Obamacare has failed to increase competition among insurers

Obamacare has done everything short of cure sickness altogether, according to its supporters.

“Ten million Americans have gained health insurance just this past year,” said the president. Former Health and Human Services Secretary Kathleen Sebelius said that patients “will pay less than they pay for their cable or their cellphone bill.” Minority Leader Rep. Nancy Pelosi, D-San Francisco, claimed the law offered not just health care but the “liberty to pursue your happiness.”

Unfortunately, the facts indicate otherwise. Obamacare is not fulfilling its promises – and is instead harming the taxpayers and patients it was meant to protect.

Obamacare’s primary objective was to extend affordable health insurance to uninsured Americans. Thanks to the law, many have secured coverage.

But as many as 89 percent of those who signed up for health insurance through the law’s exchanges when they opened in 2014 already had insurance prior to Obamacare.

In other words, millions of Americans just switched from their old policies to new, taxpayer-subsidized ones.

Furthermore, Obamacare’s cheerleaders have generally touted data on sign-ups – not actual payment rates. Patients may sign up for coverage – but they don’t actually have it unless they pay the premiums.

Last year, Aetna reported 720,000 sign-ups after the first round of enrollment. One month later, the number of paying customers was less than 600,000 – a decrease of more than 15 percent. Blue Cross Blue Shield reported that 15 to 20 percent of its exchange enrollees didn’t pay their first premium last year.

That trend will likely repeat in 2015.

For those who pay their premiums, health care may still not be affordable. Take, for example, patients who need prescription drugs to manage chronic conditions. Many exchange plans force consumers to cover as much as 50 percent of a drug’s cost. As a result, patients can shell out $8,000 per month for the most expensive prescriptions.

These unfortunate patients may have health coverage – but that doesn’t mean they can get health care.

But Obamacare’s supporters say that health care is cheaper for the vast majority of Americans. Indeed, President Barack Obama recently stated that “the price of health care has risen at its slowest rate in about 50 years.”

Next year, however, health costs are expected to increase 5.6 percent. Over the rest of the decade, health inflation will be closer to 6 percent. That’s almost twice the 3.6 percent bump in health costs in 2013.

Insurance premiums could rise 6 to 7 percent this year – and up to 8.5 percent next. Taking co-pays, co-insurance and deductibles into account, the increase could be more than 10 percent.

For these spiraling costs, consumers can thank Obamacare. Despite promises to the contrary, Obamacare has failed to increase competition among insurers.
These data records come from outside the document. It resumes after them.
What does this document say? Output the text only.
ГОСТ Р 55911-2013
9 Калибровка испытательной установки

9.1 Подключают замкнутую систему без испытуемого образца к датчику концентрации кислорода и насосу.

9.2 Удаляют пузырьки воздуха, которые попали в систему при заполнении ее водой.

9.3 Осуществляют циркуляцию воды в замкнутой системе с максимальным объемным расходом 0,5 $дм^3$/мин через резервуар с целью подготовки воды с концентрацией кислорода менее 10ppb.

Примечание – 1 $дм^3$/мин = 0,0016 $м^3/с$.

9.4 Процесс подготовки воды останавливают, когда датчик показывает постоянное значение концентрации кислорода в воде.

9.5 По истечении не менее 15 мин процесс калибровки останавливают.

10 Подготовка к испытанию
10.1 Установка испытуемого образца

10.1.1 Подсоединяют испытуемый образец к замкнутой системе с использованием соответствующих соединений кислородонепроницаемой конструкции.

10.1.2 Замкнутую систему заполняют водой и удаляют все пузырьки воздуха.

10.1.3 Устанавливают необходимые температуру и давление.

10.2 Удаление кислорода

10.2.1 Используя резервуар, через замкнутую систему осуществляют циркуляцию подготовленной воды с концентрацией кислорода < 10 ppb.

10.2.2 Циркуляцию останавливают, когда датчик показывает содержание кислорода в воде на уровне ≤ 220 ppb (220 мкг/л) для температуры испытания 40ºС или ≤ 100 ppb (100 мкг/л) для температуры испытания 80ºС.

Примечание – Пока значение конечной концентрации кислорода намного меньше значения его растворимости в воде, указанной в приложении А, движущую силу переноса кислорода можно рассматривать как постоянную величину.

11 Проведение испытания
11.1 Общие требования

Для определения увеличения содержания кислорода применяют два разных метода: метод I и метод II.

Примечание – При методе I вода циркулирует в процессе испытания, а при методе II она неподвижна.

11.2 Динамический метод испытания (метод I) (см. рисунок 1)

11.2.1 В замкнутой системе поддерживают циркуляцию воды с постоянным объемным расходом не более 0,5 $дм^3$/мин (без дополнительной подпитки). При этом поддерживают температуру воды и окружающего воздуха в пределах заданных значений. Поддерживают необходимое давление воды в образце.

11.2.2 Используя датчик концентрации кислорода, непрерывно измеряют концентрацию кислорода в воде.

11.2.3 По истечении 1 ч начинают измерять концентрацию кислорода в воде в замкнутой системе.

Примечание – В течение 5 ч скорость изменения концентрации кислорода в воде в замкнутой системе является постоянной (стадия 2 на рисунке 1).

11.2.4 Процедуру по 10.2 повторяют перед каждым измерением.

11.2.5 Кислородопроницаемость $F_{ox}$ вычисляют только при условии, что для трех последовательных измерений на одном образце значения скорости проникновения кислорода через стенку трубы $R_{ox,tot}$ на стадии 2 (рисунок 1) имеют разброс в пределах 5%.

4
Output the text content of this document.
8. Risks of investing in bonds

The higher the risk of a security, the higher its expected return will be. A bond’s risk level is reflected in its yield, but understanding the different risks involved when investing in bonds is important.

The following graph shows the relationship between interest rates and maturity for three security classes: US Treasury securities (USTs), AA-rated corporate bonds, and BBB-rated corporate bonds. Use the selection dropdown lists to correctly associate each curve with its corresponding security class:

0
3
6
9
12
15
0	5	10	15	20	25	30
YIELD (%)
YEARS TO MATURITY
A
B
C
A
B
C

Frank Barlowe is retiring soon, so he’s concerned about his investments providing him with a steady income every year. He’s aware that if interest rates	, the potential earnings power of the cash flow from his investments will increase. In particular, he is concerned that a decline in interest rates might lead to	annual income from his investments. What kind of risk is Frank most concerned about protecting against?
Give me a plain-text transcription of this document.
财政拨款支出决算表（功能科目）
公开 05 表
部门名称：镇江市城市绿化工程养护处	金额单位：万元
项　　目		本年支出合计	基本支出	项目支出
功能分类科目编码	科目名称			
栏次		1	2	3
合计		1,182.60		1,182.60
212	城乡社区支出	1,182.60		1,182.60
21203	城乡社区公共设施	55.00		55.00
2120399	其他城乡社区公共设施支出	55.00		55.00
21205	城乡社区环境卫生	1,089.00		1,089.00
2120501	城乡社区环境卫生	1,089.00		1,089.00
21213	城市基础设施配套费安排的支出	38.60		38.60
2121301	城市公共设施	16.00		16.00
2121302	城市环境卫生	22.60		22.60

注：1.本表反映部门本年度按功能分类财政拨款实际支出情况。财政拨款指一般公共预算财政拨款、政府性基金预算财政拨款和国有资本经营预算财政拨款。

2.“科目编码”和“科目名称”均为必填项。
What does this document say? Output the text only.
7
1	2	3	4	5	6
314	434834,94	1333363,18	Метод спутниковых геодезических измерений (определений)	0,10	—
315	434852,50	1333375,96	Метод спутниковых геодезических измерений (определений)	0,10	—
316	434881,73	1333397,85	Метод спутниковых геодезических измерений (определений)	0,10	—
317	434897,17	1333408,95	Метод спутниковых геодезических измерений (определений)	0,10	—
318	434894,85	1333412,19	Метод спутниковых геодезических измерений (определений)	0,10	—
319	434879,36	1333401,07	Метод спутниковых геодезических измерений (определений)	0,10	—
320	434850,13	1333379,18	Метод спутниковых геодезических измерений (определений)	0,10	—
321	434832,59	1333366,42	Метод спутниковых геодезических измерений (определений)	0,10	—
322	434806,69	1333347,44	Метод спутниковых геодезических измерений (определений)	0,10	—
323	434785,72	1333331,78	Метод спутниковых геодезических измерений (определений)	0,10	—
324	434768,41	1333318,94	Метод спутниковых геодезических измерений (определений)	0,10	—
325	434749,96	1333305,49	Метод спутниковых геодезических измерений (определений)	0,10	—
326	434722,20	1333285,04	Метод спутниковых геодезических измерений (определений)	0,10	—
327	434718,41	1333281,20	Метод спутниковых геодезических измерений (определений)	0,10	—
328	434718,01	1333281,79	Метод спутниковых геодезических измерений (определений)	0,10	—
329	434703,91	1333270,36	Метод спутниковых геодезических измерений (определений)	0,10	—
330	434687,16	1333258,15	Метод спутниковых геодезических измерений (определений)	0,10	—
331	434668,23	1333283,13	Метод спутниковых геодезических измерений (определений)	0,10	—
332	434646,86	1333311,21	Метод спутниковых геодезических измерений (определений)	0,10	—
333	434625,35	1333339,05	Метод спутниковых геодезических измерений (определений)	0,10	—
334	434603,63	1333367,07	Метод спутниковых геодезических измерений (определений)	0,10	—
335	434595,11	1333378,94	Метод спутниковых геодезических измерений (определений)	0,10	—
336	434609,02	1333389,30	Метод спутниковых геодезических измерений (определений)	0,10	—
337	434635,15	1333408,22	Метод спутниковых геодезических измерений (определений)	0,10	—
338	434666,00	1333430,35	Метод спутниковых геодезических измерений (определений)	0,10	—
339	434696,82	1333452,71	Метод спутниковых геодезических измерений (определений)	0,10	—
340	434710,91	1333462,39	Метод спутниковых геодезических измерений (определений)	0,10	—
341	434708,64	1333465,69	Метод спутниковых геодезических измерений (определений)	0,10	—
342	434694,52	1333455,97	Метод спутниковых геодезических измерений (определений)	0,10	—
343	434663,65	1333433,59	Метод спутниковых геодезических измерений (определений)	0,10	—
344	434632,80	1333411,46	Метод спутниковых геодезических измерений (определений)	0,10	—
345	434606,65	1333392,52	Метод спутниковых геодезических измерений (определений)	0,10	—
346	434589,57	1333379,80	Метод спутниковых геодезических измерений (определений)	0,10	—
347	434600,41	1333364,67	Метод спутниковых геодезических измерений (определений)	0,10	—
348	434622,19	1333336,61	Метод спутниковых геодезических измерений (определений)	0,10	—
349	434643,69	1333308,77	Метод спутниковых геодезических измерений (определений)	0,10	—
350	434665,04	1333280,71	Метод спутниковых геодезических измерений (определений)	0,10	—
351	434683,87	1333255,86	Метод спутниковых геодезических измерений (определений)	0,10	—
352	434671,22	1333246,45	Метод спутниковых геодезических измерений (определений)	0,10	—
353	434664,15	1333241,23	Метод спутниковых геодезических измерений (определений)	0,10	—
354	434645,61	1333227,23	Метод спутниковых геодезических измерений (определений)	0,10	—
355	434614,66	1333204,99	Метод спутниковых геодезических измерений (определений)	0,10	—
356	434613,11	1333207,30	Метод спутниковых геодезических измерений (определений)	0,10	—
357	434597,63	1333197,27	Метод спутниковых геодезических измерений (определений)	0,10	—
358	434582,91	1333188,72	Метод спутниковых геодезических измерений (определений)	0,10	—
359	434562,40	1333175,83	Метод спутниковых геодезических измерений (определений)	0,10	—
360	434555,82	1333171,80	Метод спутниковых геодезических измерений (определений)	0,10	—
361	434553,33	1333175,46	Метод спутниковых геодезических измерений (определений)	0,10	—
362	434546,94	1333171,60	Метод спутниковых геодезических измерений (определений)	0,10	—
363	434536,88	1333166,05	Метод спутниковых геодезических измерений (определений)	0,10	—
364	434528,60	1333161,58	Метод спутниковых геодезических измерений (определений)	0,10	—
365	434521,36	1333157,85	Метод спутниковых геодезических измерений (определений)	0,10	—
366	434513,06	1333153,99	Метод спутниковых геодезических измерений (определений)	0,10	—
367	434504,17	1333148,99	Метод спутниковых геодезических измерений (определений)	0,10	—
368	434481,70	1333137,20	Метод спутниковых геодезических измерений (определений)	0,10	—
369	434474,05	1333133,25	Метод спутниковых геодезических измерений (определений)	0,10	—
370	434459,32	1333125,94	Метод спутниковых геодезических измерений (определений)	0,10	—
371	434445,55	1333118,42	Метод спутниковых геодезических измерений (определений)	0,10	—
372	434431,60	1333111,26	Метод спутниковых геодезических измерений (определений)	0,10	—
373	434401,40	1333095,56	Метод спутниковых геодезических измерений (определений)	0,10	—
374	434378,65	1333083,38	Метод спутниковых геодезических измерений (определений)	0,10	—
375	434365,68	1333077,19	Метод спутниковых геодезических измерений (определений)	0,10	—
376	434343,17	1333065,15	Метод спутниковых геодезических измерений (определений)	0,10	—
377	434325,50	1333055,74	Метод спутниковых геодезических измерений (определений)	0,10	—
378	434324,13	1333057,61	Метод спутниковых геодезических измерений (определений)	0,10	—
Across all 50 states, the health exchange market had almost 22 percent fewer participating insurers relative to the market pre-Obamacare in 2013.

Insurers that are participating are offering coverage at fewer hospitals in order to keep premiums down.

Furthermore, almost half of all 2014 marketplace plans restricted their beneficiaries to narrow networks of healthcare providers, according to McKinsey & Co.

Higher prices are not yielding better care.

Consider the law’s byzantine regulations governing hospital readmission rates. Obamacare hits hospitals with a 3 percent fine if they readmit too many Medicare patients.

The fines are supposed to incentivize hospitals to address patients’ problems the first time – and thereby reduce the need for costly follow-up visits.

But hospitals are responding by refusing to admit patients in the first place.

Instead, they keep them in far costlier emergency rooms, where they may not get the specialized care they need.

Or they put them under “observation,” a level short of admission that helps providers avoid Medicare’s penalties but doesn’t count toward a beneficiary’s inpatient deductible.

Patients themselves can end up covering the cost of their hospital stay – as well as subsequent treatment like skilled nursing care.

The tab can run tens of thousands of dollars.

The Affordable Care Act was supposed to make health care better.

Instead, many Americans remain uninsured, health care costs will soon skyrocket and the quality of care is declining. It’s time for the law’s supporters to face the facts – Obamacare is making our health care system worse.

Nothing contained in this blog is to be construed as necessarily reflecting the views of the Pacific Research Institute or as an attempt to thwart or aid the passage of any legislation.